Вникнув в ситуацию, он ласково попросил дядю Федю материться потише, поскольку, как им всем известно, магазин борется за звание коллектива высокой культуры. Юлию же не менее приветливо сказал:
– С похмелья, что ли? Смотри на себя ничего не опрокинь, а то будет считаться производственная травма.
– А на других можно? – любознательно спросил Юлий, тонко намекая на то, что дяде Феде пора бы уже заглохнуть.
Он вернулся мыслями к Стасеньке. Никто не знает, как и что у них будет дальше, но, независимо от этого, то мгновение, когда она так неожиданно, у всех на глазах потянулась к нему и прижалась, как маленькая, – оно останется. И то, что случилось потом, – тоже. Тогда, за дверью, она бросилась к нему так, будто еле дождалась, пока они окажутся вдвоём. Одна пуговица на рубашке у него при этом расстегнулась, а ещё одна совсем отлетела и укатилась куда-то…
И ночью всё было не так, как с другими. В первый раз за последние три года он испытал что-то похожее на «дрожь любви, и смерть, и жизнь, и бешенство желанья…» Если раньше его только лишь веселила строка Дениса Давыдова «Ты сердцу моему нужна для трепетанья», то теперь… нет, веселить она не перестала, но в то же время Юлий вроде бы начал понимать и то, насколько это серьёзно.

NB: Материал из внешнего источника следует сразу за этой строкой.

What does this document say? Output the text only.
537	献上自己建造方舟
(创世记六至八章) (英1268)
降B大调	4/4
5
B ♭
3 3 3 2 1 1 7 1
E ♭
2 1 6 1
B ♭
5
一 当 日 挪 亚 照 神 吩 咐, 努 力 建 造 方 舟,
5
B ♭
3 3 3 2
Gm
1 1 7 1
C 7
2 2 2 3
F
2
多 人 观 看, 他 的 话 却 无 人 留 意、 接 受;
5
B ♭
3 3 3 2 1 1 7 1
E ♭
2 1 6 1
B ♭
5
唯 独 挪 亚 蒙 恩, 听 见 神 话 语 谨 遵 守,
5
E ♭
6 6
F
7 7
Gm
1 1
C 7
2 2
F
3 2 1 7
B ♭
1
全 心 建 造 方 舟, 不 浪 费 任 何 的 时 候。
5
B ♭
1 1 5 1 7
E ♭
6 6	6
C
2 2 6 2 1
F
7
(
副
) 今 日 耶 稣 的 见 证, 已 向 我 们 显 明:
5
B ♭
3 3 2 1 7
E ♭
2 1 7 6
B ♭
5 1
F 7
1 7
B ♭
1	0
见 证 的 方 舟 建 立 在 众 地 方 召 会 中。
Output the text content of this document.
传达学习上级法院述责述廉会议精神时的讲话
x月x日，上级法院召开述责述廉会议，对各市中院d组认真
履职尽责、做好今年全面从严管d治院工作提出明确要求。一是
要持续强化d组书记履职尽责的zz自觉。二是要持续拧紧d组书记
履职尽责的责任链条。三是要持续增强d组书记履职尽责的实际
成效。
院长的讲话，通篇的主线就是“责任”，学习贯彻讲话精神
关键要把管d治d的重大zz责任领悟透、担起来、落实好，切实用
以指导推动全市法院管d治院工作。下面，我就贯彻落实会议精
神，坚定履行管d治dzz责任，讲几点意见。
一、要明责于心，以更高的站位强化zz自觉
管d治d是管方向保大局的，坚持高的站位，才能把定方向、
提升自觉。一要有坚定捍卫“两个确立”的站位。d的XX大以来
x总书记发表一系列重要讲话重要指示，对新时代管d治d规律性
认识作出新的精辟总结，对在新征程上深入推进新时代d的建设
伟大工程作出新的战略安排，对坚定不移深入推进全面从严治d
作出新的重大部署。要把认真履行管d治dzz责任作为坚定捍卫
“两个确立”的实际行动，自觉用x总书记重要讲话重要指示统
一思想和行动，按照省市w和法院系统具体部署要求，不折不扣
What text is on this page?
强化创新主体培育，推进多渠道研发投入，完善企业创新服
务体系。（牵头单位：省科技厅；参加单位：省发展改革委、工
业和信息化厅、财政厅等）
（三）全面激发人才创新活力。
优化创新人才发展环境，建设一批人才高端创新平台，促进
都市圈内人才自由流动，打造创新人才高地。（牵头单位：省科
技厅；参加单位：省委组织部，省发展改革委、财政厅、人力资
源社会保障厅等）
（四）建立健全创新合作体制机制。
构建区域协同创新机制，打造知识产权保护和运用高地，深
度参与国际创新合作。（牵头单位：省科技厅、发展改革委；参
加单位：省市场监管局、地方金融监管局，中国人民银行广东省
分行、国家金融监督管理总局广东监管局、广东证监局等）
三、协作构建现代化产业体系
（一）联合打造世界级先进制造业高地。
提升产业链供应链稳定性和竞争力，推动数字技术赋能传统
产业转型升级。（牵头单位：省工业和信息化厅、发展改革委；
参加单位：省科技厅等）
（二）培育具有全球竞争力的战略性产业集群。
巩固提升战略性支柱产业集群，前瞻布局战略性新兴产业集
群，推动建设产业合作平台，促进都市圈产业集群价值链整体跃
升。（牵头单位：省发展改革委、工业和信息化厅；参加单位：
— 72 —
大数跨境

Когда Стасенька попросила его что-нибудь спеть, он сначала попробовал отказаться, но потом всё-таки спел романс на его же, Давыдова, стихи, из фильма «Эскадрон гусар летучих»:
Не пробуждай, не пробуждай
Моих безумств и исступлений,
И мимолетных сновидений
Не возвращай, не возвращай…
Стасенька слушала, затаив дыхание, а когда он дошёл до слов «Иль нет, сорви покров долой, мне легче горя своеволье, чем ложное холоднокровье, чем мой обманчивый покой», насчёт покрова она, видимо, поняла по-своему и восприняла фразу из песни как руководство к действию. Да, есть что вспомнить…
Кто-то сказал, что воспоминания – тоже часть жизни. В сущности, каждый человек – это то, что с ним было. Жизнь, состоящая из ползущих, летящих, а чаще – скачущих дней, часов и мгновений, представляет собой поток ощущений, большинство которых скользит по поверхности сознания, и лишь немногие западают в душу. Вот эти немногие как раз и составляют то, что в человеке – самое главное. Чем их больше, тем, наверное, богаче душа.
Может быть, только ради таких мгновений и стоит жить, потому что всё остальное уходит, как и не было, а они остаются, несмотря ни на что. В них в трудную минуту можно черпать уверенность и силы, и ощущение праздника, чего-то высокого, и светлого, и тёплого…
– Об чём задумался? – деликатно осведомился дядя Федя, тыча его в бок локтем.
– Об поллитре и малосольном огурце! – без запинки отрапортовал Юлий.